Все вышеизложенное указывает на то, что даже при наличии массы
рекомендательной литературы с большим количеством различных схем терапии —
подход к лечению инфекции мочевыводящих путей не может быть механическим и
требует индивидуального выбора тактики терапии для каждого конкретного больного.

Таблица 2. Дозы антимикробных препаратов, используемых при инфекциях
мочевыводящих путей

 

Наименование препаратов Средняя суточная доза Способ введения Кратность введения Продолжительность курса, дни
Пенициллины:
Ампициллин 2,0 г — 4 дня, затем 1,5 г Внутрь/внутримышечно 4 10
Карбенициллин 4,0 г Внутримышечно 4 10
Цефалоспорины:
Цефалотин 2,0 г Внутримышечно 4 10
Фторхинолоны:
Норфлоксацин 800 мг Внутрь 2 7—14
Ципрофлоксацин 500—1000 мг Внутрь/внутривенно 2 7—14
Офлоксацин 400 мг Внутрь/внутривенно 2 7—14
Ломефлоксацин 400 мг Внутрь 1 7—14
Аминогликозиды:
Гентамицин 120 мг Внутримышечно 3 7—8
Макролиды:
Эритромицин 1500 мг Внутрь 4 14
Гликопротеиды:
Ванкомицин 2000 мг
600мг
Внутрь
Внутривенно капельно
2—4
1
7
7
Хлорамфеникол 2,0 г — 4 дня, затем 1,5 г Внутрь 4 10
Тетрациклин 1,0—2,0 г Внутрь 4 7—10
Рифампицин 450—900 мг Внутрь 2—4 7
500 мг Внутривенно 1 Индивидуально
Сульфаниламиды:
Бисептол 1920 мг 2 дня, затем 960 мг Внутрь 2 14
Депо-сульфаниламиды 1,0 г 2 дня, затем 0,5 г Внутрь 1 10—14
Производные нафтиридина:
Налидиксовая кислота 4,0 г Внутрь 4 15
Пипемидовая кислота 800—1200 мг Внутрь 2 10
Производные нитрофурана:
Нитрофурантоин 400 мг Внутрь 4-5 14—20
Нифурател 400 мг Внутрь 4-5 14—20
Фуразидин 400 мг Внутрь 4-5 14—20
Производные хинолона:
Оксолиновая кислота 150 мг Внутрь 2 14
Циноксацин 1,0 г Внутрь 2 14
Производные
8-оксихинолона:
Нитроксолин 600-800 мг Внутрь 3—4 10—14
5-НОК 400 мг Внутрь 4 14—20
Метенамин 4,0 г Внутрь 4 10

Литература

  1. Падейская Е. Н. Значение фторхинолонов в терапии инфекций мочевыводящих
    путей //РМЖ. № 10. С. 477-478.
  2. Бертран Г., Катцунг.
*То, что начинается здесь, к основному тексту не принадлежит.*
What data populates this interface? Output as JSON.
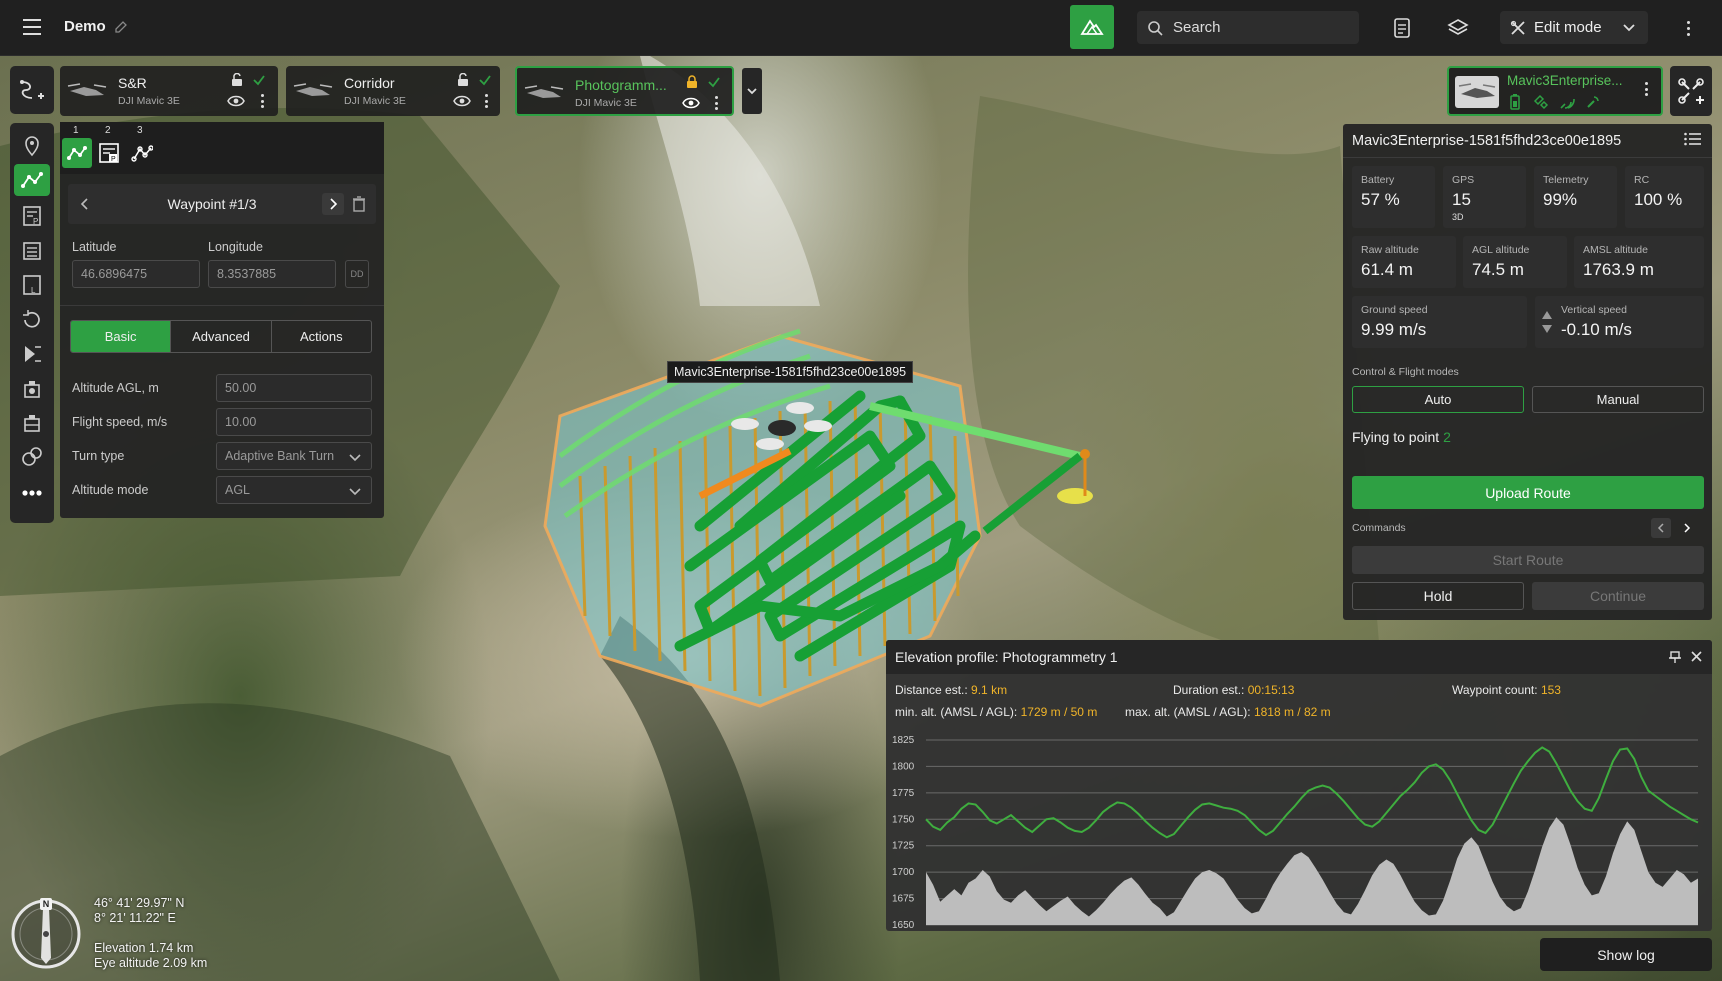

Базисная и клиническая фармакология. Т. 2.
  3. Барханова А. Г., Захарова Г. Ю. Применение антибактериальных препаратов
    при хроническом пиелонефрите. Учебное пособие. Москва, 1977. С. 23.
  4. Нефрология в 2-х тт. под ред. И. Е. Тареевой.
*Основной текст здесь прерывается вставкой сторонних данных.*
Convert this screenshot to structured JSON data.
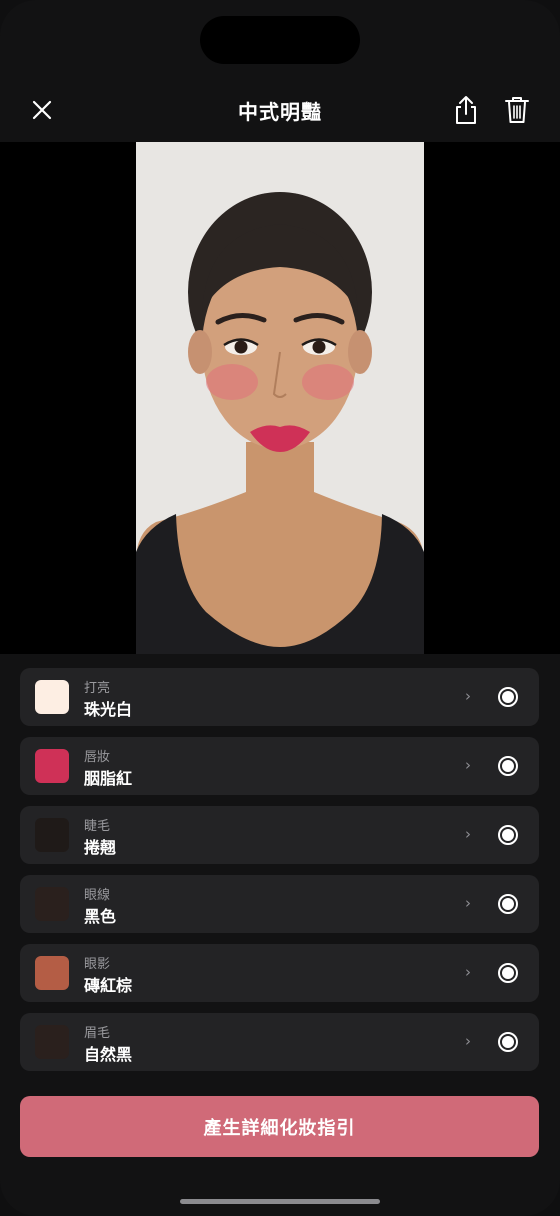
{
  "header": {
    "title": "中式明豔",
    "close_icon": "close-icon",
    "share_icon": "share-icon",
    "delete_icon": "trash-icon"
  },
  "photo": {
    "alt": ""
  },
  "items": [
    {
      "category": "打亮",
      "value": "珠光白",
      "color": "#fdeee3",
      "selected": true
    },
    {
      "category": "唇妝",
      "value": "胭脂紅",
      "color": "#cf3157",
      "selected": true
    },
    {
      "category": "睫毛",
      "value": "捲翹",
      "color": "#1f1a18",
      "selected": true
    },
    {
      "category": "眼線",
      "value": "黑色",
      "color": "#2a201d",
      "selected": true
    },
    {
      "category": "眼影",
      "value": "磚紅棕",
      "color": "#b45d45",
      "selected": true
    },
    {
      "category": "眉毛",
      "value": "自然黑",
      "color": "#2a201d",
      "selected": true
    }
  ],
  "chevron": "›",
  "cta": {
    "label": "產生詳細化妝指引"
  },
  "colors": {
    "accent": "#d06a78",
    "row_bg": "#232325",
    "app_bg": "#121213"
  }
}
Вопросы, на которые должен ответить врач общей практики при выборе
уросептика

  • При какой рН среды оптимально реализуется эффект уросептика?
  • Какова возможность комбинированного применения уросептиков, их
    взаимодействия, синергизм или антагонизм действия?
  • Какова необходимая длительность курсовой терапии для получения наилучшего
    эффекта?
  • Как быстро развивается устойчивость к препарату?
  • Каков наиболее целесообразный путь введения препарата?
  • Какова оптимальная доза, необходимая при лечении конкретного больного?
  • Какова нефротоксичность уросептика?
  • Каковы возможные побочные эффекты?